Homero: A ideia é que este livro, cujo
título leva o aposto de “questionamentos malcomportados”, atue nos
leitores como uma meta-mensagem, que seja também um meta-livro, e já vou
explicando isso para não aborrecer você com um excesso de rodeios. Ele
assume a condição de meta-mensagem quando sugere: todos nós, cidadãos
comuns, podemos lidar com temas profundos e de longo alcance e sair do
rebanho a que alude Nietzsche em sua obra Da Genealogia da Moral.

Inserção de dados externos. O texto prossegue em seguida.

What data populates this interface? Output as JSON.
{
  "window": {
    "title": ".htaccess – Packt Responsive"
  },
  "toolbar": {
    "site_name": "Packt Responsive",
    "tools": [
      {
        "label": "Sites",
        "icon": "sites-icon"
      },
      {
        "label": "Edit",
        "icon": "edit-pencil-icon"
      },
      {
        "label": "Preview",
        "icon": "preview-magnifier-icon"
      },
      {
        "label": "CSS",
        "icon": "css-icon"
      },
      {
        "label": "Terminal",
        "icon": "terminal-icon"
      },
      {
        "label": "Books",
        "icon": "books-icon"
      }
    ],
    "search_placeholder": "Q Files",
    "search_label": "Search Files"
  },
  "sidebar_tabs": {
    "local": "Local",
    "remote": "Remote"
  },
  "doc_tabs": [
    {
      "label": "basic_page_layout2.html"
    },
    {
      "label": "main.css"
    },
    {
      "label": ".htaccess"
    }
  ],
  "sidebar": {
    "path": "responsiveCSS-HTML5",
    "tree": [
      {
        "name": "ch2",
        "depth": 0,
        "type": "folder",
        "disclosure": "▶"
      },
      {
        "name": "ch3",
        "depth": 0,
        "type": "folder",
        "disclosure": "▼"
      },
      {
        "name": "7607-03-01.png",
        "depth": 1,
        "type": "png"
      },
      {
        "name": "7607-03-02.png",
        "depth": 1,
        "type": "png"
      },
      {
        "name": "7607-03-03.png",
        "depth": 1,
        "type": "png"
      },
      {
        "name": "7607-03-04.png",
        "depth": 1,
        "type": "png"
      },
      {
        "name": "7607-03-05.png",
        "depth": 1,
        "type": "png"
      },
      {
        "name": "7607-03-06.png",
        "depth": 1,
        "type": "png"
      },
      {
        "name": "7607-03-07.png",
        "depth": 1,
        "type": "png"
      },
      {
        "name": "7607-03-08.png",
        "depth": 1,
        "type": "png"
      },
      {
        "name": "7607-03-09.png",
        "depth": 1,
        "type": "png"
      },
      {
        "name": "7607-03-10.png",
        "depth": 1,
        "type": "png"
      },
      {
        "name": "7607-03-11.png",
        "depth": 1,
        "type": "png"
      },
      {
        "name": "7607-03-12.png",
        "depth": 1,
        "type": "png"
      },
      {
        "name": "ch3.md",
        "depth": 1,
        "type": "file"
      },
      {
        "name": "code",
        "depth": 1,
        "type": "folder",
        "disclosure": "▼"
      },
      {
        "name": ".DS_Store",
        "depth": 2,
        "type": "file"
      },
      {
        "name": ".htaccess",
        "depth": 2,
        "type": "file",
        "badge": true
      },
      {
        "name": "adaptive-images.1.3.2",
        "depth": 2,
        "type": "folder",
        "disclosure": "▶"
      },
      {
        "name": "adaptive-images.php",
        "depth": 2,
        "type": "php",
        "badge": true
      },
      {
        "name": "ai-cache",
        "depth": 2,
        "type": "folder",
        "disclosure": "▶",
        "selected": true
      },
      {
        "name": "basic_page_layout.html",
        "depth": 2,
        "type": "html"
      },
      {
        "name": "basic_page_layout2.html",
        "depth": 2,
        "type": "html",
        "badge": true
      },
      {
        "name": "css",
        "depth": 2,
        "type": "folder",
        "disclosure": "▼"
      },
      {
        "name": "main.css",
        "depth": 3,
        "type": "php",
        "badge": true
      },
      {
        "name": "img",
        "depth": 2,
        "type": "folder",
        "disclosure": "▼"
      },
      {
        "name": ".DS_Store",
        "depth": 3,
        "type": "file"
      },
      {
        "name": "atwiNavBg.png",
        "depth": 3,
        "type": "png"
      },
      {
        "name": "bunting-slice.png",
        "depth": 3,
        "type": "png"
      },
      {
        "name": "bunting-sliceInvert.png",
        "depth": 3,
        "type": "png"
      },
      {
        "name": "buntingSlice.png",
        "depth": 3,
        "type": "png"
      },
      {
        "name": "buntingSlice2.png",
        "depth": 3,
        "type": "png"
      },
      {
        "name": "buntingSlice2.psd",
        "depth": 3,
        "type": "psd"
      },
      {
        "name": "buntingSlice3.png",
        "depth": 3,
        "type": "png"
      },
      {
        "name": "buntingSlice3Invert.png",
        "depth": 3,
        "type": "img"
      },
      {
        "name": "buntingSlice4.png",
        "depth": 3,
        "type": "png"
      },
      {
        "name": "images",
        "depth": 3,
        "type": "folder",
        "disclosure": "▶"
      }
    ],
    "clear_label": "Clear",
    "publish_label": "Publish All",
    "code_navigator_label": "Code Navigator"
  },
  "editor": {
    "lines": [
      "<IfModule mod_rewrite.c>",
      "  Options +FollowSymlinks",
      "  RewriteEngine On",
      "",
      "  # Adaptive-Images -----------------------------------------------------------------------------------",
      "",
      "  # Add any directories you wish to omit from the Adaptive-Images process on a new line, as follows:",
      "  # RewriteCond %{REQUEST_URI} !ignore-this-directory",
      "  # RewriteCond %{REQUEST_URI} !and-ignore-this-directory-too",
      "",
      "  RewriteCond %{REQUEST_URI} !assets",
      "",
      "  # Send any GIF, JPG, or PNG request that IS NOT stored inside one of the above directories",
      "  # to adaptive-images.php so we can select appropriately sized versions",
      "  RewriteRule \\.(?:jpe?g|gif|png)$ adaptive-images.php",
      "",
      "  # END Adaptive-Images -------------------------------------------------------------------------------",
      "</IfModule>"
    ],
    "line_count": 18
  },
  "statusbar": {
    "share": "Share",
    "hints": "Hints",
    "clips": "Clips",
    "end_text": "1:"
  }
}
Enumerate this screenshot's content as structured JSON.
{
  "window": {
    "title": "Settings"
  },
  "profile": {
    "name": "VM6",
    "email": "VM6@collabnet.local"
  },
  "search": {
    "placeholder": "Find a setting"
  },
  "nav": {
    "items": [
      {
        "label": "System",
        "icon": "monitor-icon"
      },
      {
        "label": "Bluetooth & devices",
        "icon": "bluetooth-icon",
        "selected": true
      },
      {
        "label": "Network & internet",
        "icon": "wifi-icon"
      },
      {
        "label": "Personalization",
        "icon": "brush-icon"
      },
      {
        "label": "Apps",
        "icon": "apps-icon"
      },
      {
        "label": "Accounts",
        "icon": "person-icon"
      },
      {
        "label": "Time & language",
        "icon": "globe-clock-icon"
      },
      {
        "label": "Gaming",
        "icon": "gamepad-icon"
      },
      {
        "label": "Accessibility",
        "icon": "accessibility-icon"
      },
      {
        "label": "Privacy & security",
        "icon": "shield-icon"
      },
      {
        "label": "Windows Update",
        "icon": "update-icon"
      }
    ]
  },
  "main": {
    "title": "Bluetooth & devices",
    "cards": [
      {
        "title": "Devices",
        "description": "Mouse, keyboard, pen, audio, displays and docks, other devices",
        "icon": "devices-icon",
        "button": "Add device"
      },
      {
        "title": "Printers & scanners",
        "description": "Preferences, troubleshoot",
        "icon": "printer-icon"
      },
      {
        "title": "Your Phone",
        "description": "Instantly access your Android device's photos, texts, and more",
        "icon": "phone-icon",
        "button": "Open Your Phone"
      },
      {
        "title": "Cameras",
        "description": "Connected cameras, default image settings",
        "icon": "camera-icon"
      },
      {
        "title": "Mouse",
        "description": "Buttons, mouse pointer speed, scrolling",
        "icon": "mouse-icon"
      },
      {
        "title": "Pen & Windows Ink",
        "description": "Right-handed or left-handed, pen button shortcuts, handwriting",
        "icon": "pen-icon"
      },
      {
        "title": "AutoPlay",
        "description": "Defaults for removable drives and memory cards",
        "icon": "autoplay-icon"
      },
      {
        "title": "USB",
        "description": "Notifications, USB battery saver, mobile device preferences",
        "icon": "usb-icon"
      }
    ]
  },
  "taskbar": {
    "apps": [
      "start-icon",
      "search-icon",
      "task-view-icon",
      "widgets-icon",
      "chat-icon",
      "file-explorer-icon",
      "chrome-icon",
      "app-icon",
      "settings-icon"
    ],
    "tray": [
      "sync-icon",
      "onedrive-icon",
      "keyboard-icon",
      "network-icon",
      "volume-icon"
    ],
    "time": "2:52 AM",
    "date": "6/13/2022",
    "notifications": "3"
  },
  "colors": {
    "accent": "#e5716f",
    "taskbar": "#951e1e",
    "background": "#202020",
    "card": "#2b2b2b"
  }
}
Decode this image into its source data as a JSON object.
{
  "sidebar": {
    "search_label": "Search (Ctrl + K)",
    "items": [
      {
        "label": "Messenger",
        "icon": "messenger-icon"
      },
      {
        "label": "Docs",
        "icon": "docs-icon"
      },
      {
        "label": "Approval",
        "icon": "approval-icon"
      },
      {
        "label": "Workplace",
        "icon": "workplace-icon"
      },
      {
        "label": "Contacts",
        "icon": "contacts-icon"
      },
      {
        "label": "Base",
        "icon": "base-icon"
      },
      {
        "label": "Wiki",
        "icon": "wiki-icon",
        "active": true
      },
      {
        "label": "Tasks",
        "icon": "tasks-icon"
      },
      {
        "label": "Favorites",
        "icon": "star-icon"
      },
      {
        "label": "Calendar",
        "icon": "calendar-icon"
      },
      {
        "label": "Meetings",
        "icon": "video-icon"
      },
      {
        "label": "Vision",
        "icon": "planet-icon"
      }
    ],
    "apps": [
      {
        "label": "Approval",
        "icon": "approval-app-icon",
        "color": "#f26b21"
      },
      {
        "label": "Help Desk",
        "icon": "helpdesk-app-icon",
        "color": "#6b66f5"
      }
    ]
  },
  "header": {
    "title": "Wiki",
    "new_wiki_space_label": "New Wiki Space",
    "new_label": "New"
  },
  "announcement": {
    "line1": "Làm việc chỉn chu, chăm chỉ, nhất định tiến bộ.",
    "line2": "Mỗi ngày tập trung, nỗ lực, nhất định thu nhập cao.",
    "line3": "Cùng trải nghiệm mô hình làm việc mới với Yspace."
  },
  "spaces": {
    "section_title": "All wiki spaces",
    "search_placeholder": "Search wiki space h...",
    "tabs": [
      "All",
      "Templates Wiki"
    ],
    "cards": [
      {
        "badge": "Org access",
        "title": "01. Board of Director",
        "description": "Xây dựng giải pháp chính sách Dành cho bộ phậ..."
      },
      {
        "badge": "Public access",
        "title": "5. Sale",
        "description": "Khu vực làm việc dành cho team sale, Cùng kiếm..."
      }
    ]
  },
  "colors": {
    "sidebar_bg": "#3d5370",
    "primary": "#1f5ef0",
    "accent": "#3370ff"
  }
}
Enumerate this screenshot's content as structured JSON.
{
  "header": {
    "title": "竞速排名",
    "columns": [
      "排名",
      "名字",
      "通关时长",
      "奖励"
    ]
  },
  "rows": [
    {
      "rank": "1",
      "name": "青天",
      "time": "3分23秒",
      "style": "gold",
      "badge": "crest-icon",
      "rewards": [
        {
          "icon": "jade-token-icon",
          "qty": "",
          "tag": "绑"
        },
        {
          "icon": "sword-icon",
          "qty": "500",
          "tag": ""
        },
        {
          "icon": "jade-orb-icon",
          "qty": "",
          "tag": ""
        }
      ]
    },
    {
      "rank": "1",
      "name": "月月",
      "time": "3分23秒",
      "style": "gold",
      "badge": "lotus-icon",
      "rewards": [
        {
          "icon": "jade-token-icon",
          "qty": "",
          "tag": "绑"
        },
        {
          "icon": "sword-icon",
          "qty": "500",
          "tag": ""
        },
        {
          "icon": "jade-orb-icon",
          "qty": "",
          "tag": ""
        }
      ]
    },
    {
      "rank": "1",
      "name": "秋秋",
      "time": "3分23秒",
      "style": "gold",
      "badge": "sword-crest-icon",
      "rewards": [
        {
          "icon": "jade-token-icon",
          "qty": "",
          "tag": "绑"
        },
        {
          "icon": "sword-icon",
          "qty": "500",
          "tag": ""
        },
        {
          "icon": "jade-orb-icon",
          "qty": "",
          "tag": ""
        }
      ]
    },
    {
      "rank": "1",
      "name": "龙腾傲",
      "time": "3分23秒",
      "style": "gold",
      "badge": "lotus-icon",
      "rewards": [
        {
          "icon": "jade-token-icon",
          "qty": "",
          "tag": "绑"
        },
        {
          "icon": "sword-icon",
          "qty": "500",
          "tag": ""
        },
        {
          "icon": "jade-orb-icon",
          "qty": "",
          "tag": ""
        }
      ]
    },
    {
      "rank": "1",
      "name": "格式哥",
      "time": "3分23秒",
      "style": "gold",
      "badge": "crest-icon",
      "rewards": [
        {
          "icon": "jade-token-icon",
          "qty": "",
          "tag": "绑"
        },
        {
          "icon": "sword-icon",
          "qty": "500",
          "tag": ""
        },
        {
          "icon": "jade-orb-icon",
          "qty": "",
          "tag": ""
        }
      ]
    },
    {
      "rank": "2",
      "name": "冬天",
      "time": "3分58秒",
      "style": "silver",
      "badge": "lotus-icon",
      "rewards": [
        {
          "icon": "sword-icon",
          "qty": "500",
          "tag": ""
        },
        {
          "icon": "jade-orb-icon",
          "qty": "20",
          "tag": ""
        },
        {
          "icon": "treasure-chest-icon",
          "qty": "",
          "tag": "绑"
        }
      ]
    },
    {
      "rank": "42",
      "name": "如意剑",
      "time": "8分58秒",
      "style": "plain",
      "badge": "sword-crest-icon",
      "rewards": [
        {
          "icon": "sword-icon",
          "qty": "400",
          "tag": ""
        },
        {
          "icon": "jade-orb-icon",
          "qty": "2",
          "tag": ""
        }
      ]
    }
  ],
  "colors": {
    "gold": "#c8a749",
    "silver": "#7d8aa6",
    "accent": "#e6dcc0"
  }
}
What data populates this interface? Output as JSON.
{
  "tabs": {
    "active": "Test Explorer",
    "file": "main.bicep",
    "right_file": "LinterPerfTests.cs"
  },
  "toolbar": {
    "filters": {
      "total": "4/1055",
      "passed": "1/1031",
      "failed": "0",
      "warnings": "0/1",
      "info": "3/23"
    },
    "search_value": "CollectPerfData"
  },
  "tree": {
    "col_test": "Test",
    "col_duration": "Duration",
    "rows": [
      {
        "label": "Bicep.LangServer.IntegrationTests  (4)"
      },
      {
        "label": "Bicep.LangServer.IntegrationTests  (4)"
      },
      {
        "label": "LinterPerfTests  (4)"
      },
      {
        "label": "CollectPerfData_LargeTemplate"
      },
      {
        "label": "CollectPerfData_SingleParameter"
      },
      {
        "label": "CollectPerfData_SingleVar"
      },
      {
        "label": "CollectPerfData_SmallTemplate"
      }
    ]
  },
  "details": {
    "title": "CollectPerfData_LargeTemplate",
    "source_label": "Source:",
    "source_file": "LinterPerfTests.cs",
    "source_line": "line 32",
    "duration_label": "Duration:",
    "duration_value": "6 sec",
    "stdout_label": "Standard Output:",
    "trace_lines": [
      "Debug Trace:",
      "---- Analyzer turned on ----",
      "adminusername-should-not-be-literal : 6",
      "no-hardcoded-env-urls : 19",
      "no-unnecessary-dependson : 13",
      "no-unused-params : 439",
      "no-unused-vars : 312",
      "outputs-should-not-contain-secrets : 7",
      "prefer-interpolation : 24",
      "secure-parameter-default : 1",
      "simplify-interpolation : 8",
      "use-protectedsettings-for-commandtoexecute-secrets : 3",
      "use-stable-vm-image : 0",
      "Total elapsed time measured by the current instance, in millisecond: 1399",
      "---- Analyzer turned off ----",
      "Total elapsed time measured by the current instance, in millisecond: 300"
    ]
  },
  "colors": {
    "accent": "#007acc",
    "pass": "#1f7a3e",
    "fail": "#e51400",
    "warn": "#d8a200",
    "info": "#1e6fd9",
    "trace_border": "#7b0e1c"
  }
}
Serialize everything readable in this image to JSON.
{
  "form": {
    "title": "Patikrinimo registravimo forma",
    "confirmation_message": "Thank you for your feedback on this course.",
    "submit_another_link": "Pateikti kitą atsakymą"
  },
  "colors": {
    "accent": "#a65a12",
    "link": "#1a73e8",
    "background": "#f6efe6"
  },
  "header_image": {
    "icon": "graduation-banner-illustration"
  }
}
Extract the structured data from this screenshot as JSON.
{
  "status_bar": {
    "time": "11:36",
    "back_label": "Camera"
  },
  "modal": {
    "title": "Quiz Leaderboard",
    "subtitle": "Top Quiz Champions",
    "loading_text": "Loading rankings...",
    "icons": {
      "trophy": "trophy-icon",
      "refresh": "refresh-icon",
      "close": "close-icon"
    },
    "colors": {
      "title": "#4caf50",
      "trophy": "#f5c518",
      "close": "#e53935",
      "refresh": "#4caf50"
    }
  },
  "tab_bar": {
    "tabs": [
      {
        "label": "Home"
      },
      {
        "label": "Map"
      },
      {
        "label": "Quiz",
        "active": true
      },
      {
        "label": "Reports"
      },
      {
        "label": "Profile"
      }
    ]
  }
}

Essa é a provocação: saiam do rebanho dos certinhos e comecem a pensar
suas vidas livremente – a liberdade não é universalmente aceita como um
bem supremo? – a pensar seus entornos, as instituições, ainda que sejam
cidadãos comuns que não ostentem uma titulação acadêmica ou não sejam
especialistas. Não existe essa coisa de ser “especialista em vida
humana”: a vida de cada um de nós é para ser vivida e entendida na
amplitude capaz de nos tornar maiores por dentro, ou mais realizados nas
nossas potencialidades, a cada ciclo de tempo que passa. Ou ainda mais
felizes… se conseguirmos extrair satisfação dessa autonomia conquistada,
o que significa não sermos pautados sobre o que e como pensar. Não
necessitamos de terceiros que nos digam o que é melhor para nós. Mas,
para essa conquista, há três condições: estar disposto a ser verdadeiro
consigo mesmo, crer na própria capacidade criativa e exercê-la
efetivamente criando visões próprias. Nesse sentido, este livro é uma
demonstração do “livre pensar”, do questionar, do não comprar pelo preço
de etiqueta o que nos querem vender como o melhor e que, muitas vezes,
nos custa justamente nossa liberdade e nossa identidade. Nesse sentido é
que se coloca como um meta-livro, portador de uma provocação um tanto
barackiana: “Todos nós podemos. Você pode!”.
Danuza: Essa é a provocação. E o convite, qual é?
Homero: Talvez provocação e convite se
mesclem de alguma forma, mas a primeira é mais forte e decisiva, sem o
que não cabe o segundo. O convite é que nesse processo de desfazer as
amarras não optem por caminhos acanhados e triviais, desfaçam-se das
verdades instituídas ou pelo menos as questionem e concluam por si.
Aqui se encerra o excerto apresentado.